Table 2 shows the execution times in seconds for running a matrix multiplication application with two input matrices of size 200x200. The application is run on an 8-way SMP machine with 2GB of RAM hosting 200MHz Pentium Pro processors, Linux 2.4.18 and Python2.2. Each Python thread runs 100 byte codes between each context switch.
The last column shows the results for POSH as they appear when a weight of 100 is assigned to the execution time of a single-threaded calculation.
When using only 1 worker POSH performs slightly worse than threads. This is caused by the general overhead associated with operations on shared objects. Each computed value in the result matrix has to be copied once in order to share it, which involves the allocation of a new object, and may require the creation of a new shared memory region. The application represents the matrices as lists of rows, where each row is itself a list. As noted, complications inherent with shared memory forces POSH to reimplement shared lists using the abstraction of memory handles, which inevitably leads to a less efficient implementation. In addition, shared objects are accessed via proxy objects, which adds a level of indirection to the operations and thus degrades performance.
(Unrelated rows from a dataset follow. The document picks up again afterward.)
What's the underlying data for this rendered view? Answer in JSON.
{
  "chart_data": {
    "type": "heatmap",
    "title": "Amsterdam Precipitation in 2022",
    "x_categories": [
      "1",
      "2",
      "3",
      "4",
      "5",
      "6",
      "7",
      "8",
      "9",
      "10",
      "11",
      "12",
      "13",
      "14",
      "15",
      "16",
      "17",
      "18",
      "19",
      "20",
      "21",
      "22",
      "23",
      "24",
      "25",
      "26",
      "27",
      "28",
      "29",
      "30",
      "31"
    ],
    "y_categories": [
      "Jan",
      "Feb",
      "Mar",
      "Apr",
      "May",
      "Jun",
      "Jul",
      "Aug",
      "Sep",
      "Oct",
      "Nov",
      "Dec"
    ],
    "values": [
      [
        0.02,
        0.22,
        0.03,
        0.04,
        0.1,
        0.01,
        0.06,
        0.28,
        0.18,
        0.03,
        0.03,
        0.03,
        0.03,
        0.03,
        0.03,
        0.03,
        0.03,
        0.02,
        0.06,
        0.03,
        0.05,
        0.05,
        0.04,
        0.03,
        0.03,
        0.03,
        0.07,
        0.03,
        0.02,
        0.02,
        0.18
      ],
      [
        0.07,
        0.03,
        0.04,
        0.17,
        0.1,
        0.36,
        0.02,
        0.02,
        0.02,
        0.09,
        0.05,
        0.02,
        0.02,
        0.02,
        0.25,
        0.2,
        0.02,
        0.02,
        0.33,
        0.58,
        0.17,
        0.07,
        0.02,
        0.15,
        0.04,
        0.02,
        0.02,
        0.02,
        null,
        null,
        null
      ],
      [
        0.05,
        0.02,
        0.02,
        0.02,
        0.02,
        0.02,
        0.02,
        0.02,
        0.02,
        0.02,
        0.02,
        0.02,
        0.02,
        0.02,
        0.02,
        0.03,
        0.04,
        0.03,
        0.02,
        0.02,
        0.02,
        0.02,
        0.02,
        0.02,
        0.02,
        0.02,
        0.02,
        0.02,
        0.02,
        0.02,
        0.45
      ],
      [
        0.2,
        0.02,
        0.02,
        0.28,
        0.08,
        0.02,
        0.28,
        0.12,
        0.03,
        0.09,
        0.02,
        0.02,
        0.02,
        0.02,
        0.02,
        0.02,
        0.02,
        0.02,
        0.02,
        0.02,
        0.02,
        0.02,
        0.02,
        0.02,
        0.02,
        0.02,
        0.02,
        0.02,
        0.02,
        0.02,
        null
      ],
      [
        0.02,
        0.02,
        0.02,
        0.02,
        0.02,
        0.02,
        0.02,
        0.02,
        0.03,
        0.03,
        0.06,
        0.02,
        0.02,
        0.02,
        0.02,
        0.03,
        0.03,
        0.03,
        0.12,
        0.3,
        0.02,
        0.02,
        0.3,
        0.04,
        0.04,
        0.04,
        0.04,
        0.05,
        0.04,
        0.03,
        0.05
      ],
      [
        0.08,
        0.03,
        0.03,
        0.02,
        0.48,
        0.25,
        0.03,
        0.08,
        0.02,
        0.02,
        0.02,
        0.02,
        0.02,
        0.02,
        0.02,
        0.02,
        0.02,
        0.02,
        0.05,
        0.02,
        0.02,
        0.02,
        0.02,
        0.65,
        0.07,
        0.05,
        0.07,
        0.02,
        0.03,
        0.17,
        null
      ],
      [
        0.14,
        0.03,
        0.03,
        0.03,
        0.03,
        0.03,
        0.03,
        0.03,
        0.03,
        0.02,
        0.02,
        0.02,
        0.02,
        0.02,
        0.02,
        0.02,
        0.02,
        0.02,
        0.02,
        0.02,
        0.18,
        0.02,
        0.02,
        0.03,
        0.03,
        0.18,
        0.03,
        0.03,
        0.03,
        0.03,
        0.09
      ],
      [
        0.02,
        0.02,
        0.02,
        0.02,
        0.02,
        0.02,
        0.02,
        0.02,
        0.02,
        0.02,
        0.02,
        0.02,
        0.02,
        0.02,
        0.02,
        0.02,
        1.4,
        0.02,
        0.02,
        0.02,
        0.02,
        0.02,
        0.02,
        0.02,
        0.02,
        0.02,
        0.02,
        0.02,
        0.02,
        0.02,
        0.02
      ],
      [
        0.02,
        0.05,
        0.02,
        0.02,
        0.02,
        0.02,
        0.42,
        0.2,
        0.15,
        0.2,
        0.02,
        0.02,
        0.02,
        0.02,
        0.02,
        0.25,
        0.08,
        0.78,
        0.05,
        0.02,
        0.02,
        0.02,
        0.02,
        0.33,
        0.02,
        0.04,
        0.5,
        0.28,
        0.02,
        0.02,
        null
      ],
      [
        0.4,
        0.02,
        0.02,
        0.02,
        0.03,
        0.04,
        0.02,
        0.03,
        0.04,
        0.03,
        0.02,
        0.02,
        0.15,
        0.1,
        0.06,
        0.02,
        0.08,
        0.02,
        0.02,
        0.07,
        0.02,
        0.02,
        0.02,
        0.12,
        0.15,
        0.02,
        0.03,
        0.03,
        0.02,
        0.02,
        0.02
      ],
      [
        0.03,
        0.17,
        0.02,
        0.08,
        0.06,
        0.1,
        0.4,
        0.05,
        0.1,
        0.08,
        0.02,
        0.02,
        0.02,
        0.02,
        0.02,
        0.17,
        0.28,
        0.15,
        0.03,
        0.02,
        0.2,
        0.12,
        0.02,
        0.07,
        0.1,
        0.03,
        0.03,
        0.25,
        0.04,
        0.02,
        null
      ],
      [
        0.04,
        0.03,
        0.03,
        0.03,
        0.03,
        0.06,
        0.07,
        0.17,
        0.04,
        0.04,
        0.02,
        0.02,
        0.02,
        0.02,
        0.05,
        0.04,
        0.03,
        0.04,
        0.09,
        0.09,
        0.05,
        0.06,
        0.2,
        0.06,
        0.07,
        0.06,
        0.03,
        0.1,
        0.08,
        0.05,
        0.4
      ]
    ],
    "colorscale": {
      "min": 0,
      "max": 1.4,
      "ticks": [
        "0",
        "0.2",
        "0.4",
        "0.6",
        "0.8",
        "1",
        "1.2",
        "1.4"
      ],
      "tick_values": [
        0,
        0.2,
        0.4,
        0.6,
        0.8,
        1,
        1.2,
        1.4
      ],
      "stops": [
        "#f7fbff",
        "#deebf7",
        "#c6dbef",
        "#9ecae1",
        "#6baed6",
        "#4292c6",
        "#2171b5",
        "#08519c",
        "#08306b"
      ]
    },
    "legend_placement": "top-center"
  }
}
However, POSH achieves the expected scalability on multiple processors, since the computations are performed by separate processes. In this particular application, POSH clearly outperforms threads when more than 1 worker is employed.
The full source code of the matrix multiplication application is available in the POSH source distribution, as noted in Section 6. A point of interest is that the code executed by a single worker is identical, regardless of whether the worker is a thread or a process. This ensures a fair comparison of execution times, and also demonstrates the great degree of transparency offered by POSH.